I know that globalization and the neo-feudalistic world we seem to be headed into brings benefits, including this medium on which we all communicate, but I am old enough to, on the whole, prefer the world of the nation-state: the "age when nation-state control and the exercise of sovereignty and economic autarky were at their zenith and non-state actors like criminal syndicates were peripheral to events." Yeah, I know the globalization freaks love the new world, but I'll take the pre-1967 world any time. Wish it was on offer.
But given this world, what choice have people like the Gunny got ? You understand better how the Romans felt, making deals with the local barbarians, because they didn't get the right support or enough money from the central authorities back at Rome; who had no clue that their own stable era of a centralized powerful state was ending.
Posted by: El Jefe Maximo at October 14, 2005 10:51 AM
Last I knew, all Spec Ops units carried serious cash. There is some sort of control on how the money is spent(O-6's can spend so much on their own signature etc), but it will almost certainly never show up as a line item in the defense budget.
Posted by: Soldier's Dad at October 14, 2005 12:03 PM
Soldier's Dad,
I remember stories about the A-teams in Afghanistan at the beginning of the war who had to sleep on top of pallets of cash, because it was the only way they could secure it. Could have been the CIA, but I think it was Special Forces.
Posted by: Chester at October 14, 2005 1:06 PM
I'm sorry, but I'm skeptical. All this talk about the rise of non-state actors strikes me as simply a management consulting fad peddled by RAND Corporation. Governments show every day that they have plenty of power over the things they care about, much more than at the time of WWII.
Posted by: Joshua Chamberlain at October 14, 2005 2:14 PM
Chester/Mark,
Very thought provoking. I enjoyed this post. It brings out the creativity and imagination in the least imaginative people. I like it. But I need to think about it some more before I know where I would head with this. I think Michael and Soldier's Dad have a better handle on the possibilities than I would.
But I'm a very unimaginative person, usually. Good essay, this one.
Subsunk
Posted by: Subsunk at October 14, 2005 7:29 PM
Asia Times sai, "Iraq's proposed federal constitution will be defeated in the October 15 referendum,..."
You have to be a special sort of stupid to still believe the consttution will be reject. The Intrade.com contract on this is trading at 89%+ and has been in the high 80%s for over a week.
If you want a real contest how about predicting how many provinces will cross the veto threshold of 2/3rds voting no. My prediction is zero. Yep not even Anbar will be over 2/3rds voting no.
Posted by: Tom Villars at October 14, 2005 11:57 PM
Thanks Subsunk !
Imagination is partly a talent and partly a learned skill of horizontal thinking ( used to be called lateral thinking).
The creativity theorist Edward DeBono has a number of books with exercises to develop this capacity. Also, Herman Kahn's discussion of the use of scenarios in futurism over at the Hudson Institute site is worth looking at.
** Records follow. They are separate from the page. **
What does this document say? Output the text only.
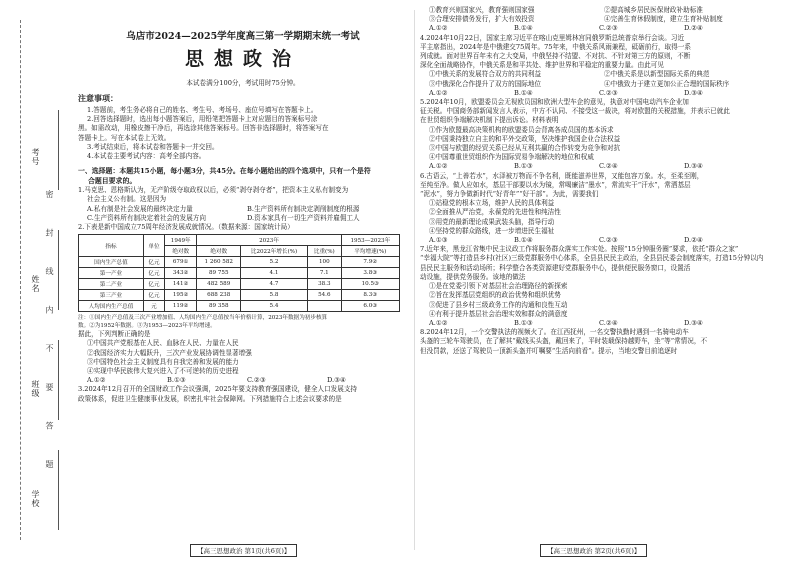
考号
姓名
班级
学校
密 封 线 内 不 要 答 题
乌店市2024—2025学年度高三第一学期期末统一考试
思想政治
本试卷满分100分，考试用时75分钟。
注意事项：

1.答题前，考生务必将自己的姓名、考生号、考场号、座位号填写在答题卡上。

2.回答选择题时，选出每小题答案后，用铅笔把答题卡上对应题目的答案标号涂

黑。如需改动，用橡皮擦干净后，再选涂其他答案标号。回答非选择题时，将答案写在

答题卡上。写在本试卷上无效。

3.考试结束后，将本试卷和答题卡一并交回。

4.本试卷主要考试内容：高考全部内容。

一、选择题：本题共15小题，每小题3分，共45分。在每小题给出的四个选项中，只有一个是符
合题目要求的。

1.马克思、恩格斯认为，无产阶级夺取政权以后，必须“剥夺剥夺者”，把资本主义私有制变为

社会主义公有制。这是因为

A.私有制是社会发展的最终决定力量	B.生产资料所有制决定剥削制度的根源

C.生产资料所有制决定着社会的发展方向	D.资本家具有一切生产资料并雇佣工人

2.下表是新中国成立75周年经济发展成就情况。（数据来源：国家统计局）

指标	单位	1949年	2023年			1953—2023年
		绝对数	绝对数	比2022年增长(%)	比重(%)	平均增速(%)
国内生产总值	亿元	679①	1 260 582	5.2	100	7.9②
第一产业	亿元	343②	89 755	4.1	7.1	3.8③
第二产业	亿元	141②	482 589	4.7	38.3	10.5③
第三产业	亿元	195②	688 238	5.8	54.6	8.3③
人均国内生产总值	元	119②	89 358	5.4		6.0③
注：①国内生产总值及三次产业增加值、人均国内生产总值按当年价格计算，2023年数据为初步核算
数。②为1952年数据。③为1953—2023年平均增速。

据此，下列判断正确的是

①中国共产党根基在人民、血脉在人民、力量在人民

②我国经济实力大幅跃升，三次产业发展协调性显著增强

③中国特色社会主义制度具有自我完善和发展的能力

④实现中华民族伟大复兴进入了不可逆转的历史进程

A.①②	B.①③	C.②③	D.③④

3.2024年12月召开的全国财政工作会议强调，2025年要支持教育强国建设，健全人口发展支持

政策体系，促进卫生健康事业发展，织密扎牢社会保障网。下列措施符合上述会议要求的是

【高三思想政治 第1页(共6页)】

①教育兴则国家兴，教育强则国家强	②提高城乡居民医保财政补助标准

③合理安排债务发行，扩大有效投资	④完善生育休假制度，建立生育补贴制度

A.①②	B.①④	C.②③	D.②④

4.2024年10月22日，国家主席习近平在喀山克里姆林宫同俄罗斯总统普京举行会谈。习近

平主席指出，2024年是中俄建交75周年。75年来，中俄关系风雨兼程，砥砺前行，取得一系

列成就。面对世界百年未有之大变局，中俄坚持不结盟、不对抗、不针对第三方的原则，不断

深化全面战略协作，中俄关系是和平共处、维护世界和平稳定的重要力量。由此可见

①中俄关系的发展符合双方的共同利益	②中俄关系是以新型国际关系的典范

③中俄深化合作提升了双方的国际地位	④中俄致力于建立更加公正合理的国际秩序

A.①②	B.①④	C.②③	D.③④

5.2024年10月，欧盟委员会无视欧员国和欧洲大型车企的意见，执意对中国电动汽车企业加

征关税。中国商务部新闻发言人表示，中方不认同、不接受这一裁决，将对欧盟的关税措施，并表示已就此

在世贸组织争端解决机制下提出诉讼。材料表明

①作为欧盟最高决策机构的欧盟委员会背离各成员国的基本诉求

②中国秉持独立自主的和平外交政策，坚决维护我国企业合法权益

③中国与欧盟的经贸关系已经从互利共赢的合作转变为竞争和对抗

④中国尊重世贸组织作为国际贸易争端解决的地位和权威

A.①②	B.①③	C.②④	D.③④

6.古语云，“上善若水”，水泽被万物而不争名利，既能滋养世界，又能包容万象。水，至柔至刚，

至纯至净。做人应如水，基层干部要以水为镜，常喝廉洁“墨水”，常流实干“汗水”，常洒基层

“泥水”，努力争做新时代“好青年”“好干部”。为此，需要我们

①站稳党的根本立场，维护人民的具体利益

②全面推从严治党，永葆党的先进性和纯洁性

③用党的最新理论成果武装头脑，指导行动

④坚持党的群众路线，进一步增进民生福祉

A.①③	B.①④	C.②③	D.②④

7.近年来，黑龙江省集中民主议政工作将服务群众落实工作实处。按照“15分钟服务圈”要求，依托“群众之家”

“幸福大院”等打造县乡村(社区)三级党群服务中心体系，全县县民民主政治，全县县民委会制度落实，打造15分钟以内

县民民主服务和活动场所；科学整合各类资源建好党群服务中心，提供便民服务窗口，设置活

动设施，提供党务服务。该地的做法

①是在党委引领下对基层社会治理路径的新探索

②旨在发挥基层党组织的政治优势和组织优势

③促进了县乡村三级政务工作的沟通和良性互动

④有利于提升基层社会治理实效和群众的满意度

A.①②	B.①③	C.②④	D.③④

8.2024年12月，一个交警执法的视频火了。在江西抚州，一名交警执勤时遇到一名骑电动车

头盔的三轮车驾驶员，在了解其“戴线买头盔，戴回来了，平时装载保持越野车，坐“等”常情况，不

但没罚款，还送了驾驶员一顶新头盔并叮嘱要“生活向前看”。提示，当地交警目前追逐时

【高三思想政治 第2页(共6页)】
Posted by: mark safranski at October 15, 2005 11:04 AM
"But when money enters the picture, discipline starts to break down and it becomes the "Heart of Darkness"? Please. I submit that there is a higher percentage of military units that would handle funds properly than there are mutual fund managers."
Your right and I deserved that. However I remember a Marine who became a warlord when pappy died; and that makes me leery about putting people in these situations.